The debris wall is 1.5 miles across and 15-20 feet deep in some places.
History: What led to the Oso slide
Inslee said there is a full scale, aggressive rescue effort ongoing. “Every human possibility is being explored to rescue people,” he said.
Caroline Neal's 52-year-old father Steven is a plumber who took a service call Saturday morning to install a hot water heater on Steelhead Drive.
"My dad is a quick thinker and he is someone who takes action in an emergency. If he had any warning at all, we just have to think he is somewhere and he's safe and they just can't reach him right now," she said.
The Governor declared a state of emergency and late Saturday night and on Sunday said he is talking with FEMA about a federal disaster declaration.
Sen. Patty Murray said her office is working closely with Gov. Inslee and emergency responders to provide assistance.
"In the coming days and weeks, I will continue to be briefed on all state and local response efforts, and if federal assistance is required, I will ensure that Washington state gets all the federal resources it needs," she said.
The wife and son of the man who was helping her dad on that job were comforted by Governor Jay Inslee when he heard the news that 66-year-old Bill Welsh, like Steven Neal, is missing.
Photos: Devastating Washington landslide
Hots said the number of missing is fluid and could change because some people may have been in cars and on roads when the slide hit just before 11 a.m. Saturday.
Authorities say the slide wiped out one neighborhood of 28 to 30 homes.
As authorities tried to determine how to get responders on the ground safely, helicopters were flying over the area looking for people who may have been able to get out on their own.
The slide blocked the north fork of the Stillaguamish River.

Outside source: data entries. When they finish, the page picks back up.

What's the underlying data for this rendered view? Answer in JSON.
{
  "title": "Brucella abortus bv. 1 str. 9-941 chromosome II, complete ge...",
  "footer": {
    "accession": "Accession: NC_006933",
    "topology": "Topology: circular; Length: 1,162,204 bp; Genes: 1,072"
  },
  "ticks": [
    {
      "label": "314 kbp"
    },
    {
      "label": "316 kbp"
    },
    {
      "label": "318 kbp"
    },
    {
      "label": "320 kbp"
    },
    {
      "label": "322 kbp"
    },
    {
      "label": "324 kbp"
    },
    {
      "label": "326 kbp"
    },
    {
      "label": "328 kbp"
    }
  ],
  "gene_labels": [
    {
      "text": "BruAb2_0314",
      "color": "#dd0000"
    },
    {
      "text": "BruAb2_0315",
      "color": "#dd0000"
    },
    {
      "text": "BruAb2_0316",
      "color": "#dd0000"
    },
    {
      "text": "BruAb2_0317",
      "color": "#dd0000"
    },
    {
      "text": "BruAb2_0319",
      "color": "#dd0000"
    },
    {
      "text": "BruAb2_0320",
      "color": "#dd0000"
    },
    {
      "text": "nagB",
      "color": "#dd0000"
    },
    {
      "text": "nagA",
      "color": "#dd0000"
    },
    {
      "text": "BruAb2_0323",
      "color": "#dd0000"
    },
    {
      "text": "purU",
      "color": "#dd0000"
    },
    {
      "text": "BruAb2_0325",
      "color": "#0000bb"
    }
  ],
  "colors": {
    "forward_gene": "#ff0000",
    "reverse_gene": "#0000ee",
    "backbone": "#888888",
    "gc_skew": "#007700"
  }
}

People downstream from the blockage were advised to evacuate Saturday night but the evacuation recommendation was lifted Sunday because it didn’t appear that there would be a massive breach all at once, rather it is beginning to trickle out.

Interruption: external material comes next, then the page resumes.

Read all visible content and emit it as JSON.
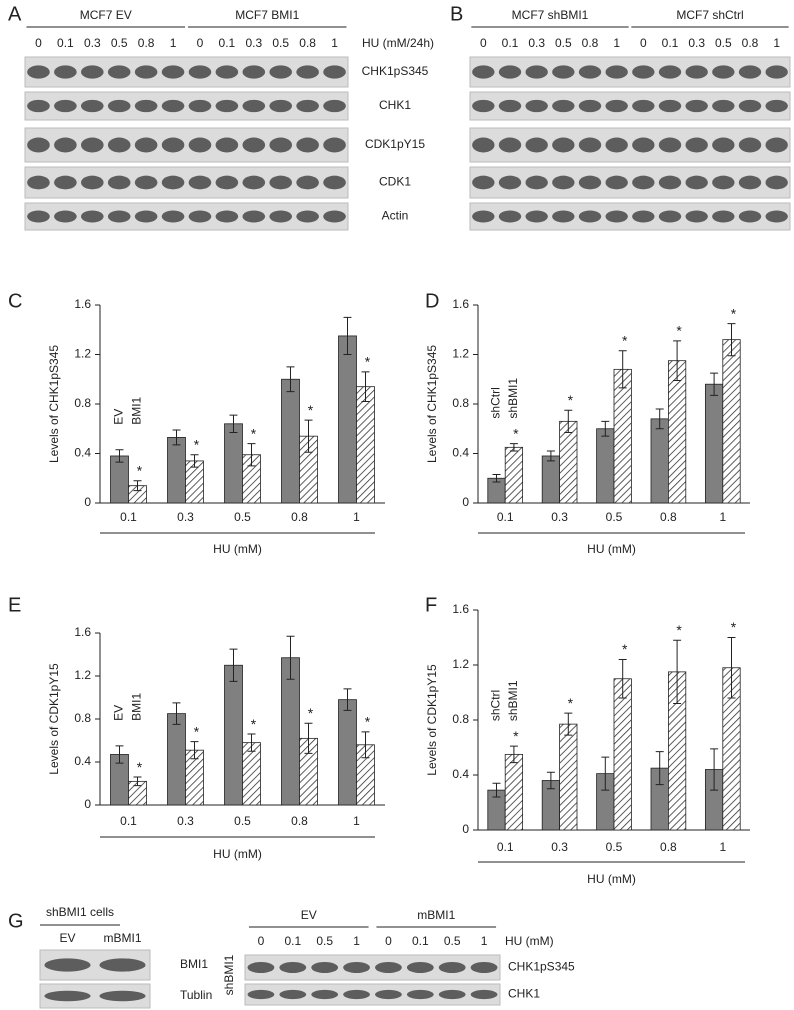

First responders in Snohomish County called it the worst slide, the worst natural disaster, they've seen in decades.
"Think back to what Mount St. Helens and Toutle River looked like -- and that's what we're looking at," said Rodney Rochon of the Snohomish County Sheriff's Office.
Shelters were set up at Post Middle School in Arlington and the Darrington Cummunity Center. The Red Cross is assisting.

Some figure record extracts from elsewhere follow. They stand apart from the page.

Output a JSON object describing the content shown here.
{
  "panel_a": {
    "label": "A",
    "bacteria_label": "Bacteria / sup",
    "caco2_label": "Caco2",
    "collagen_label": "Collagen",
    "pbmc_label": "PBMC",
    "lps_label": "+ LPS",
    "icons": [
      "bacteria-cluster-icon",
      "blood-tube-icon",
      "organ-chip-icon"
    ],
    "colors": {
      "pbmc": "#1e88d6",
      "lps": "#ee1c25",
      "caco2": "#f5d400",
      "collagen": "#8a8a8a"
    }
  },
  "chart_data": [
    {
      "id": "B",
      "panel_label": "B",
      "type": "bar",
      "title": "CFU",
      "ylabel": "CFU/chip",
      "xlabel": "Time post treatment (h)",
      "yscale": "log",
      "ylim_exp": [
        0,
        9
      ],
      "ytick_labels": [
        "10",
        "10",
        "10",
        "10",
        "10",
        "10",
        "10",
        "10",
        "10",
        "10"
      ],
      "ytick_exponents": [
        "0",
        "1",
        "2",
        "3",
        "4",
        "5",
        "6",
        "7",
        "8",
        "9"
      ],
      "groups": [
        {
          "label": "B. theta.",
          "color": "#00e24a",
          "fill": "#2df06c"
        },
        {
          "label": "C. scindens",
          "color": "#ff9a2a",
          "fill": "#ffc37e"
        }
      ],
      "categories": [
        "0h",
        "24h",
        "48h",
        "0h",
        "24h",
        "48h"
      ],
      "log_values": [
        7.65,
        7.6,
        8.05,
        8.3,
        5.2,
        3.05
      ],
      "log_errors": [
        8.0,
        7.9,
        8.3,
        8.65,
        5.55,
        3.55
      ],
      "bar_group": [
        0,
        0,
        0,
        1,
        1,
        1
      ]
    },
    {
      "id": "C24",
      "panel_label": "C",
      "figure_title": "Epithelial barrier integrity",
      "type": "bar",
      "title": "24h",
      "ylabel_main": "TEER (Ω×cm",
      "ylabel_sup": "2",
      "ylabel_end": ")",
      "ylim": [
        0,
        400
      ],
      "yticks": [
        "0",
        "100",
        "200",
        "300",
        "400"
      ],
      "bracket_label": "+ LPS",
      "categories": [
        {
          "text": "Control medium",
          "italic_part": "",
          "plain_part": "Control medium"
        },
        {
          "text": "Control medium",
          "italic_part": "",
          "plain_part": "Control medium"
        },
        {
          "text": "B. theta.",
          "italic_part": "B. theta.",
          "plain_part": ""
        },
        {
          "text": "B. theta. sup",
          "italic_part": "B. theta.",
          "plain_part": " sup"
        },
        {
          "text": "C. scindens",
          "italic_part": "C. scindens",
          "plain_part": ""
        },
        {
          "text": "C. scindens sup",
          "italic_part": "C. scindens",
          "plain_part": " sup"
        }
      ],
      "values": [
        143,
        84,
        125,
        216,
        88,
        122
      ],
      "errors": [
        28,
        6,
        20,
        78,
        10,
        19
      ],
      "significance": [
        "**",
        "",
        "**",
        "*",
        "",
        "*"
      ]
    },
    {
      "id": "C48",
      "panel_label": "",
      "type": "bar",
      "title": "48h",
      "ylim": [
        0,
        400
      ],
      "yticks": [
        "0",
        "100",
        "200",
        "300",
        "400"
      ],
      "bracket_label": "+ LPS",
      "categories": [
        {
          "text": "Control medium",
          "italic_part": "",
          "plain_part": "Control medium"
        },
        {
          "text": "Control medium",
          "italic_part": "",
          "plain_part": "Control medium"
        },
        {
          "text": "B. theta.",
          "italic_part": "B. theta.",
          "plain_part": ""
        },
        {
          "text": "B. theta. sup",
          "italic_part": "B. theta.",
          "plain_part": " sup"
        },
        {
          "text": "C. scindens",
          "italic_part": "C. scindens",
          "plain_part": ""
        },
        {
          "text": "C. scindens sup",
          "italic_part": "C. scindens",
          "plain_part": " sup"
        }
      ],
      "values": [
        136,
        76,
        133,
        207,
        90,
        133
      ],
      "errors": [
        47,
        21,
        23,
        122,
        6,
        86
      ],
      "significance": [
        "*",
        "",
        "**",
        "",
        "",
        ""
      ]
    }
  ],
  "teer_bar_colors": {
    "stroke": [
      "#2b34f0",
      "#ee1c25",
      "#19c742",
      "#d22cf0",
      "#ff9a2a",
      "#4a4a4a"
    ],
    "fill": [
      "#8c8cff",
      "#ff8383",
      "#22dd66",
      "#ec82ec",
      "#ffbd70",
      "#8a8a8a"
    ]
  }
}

More than 100 first responders converged on the scene, including those from Washington State Patrol, Department of Transportation, Department of Emergency Management, US Navy, Snohomish County Sheriff’s Office and most all of the fire department agencies in north Snohomish County.
WSDOT said Sunday SR 530 is blocked indefinitely and they are working with Snohomish County to open the Mountain Loop Highway as an alternate route for people to get around the slide. They will be using a snow blower and Snohomish County is using a grader to clear the road of snow but there is no estimate on how long that will take.
The Darrington School District said there would be no school Monday and classes won't start until 10:15 on Tuesday. Wednesday through Friday, schools will be on an early release schedule.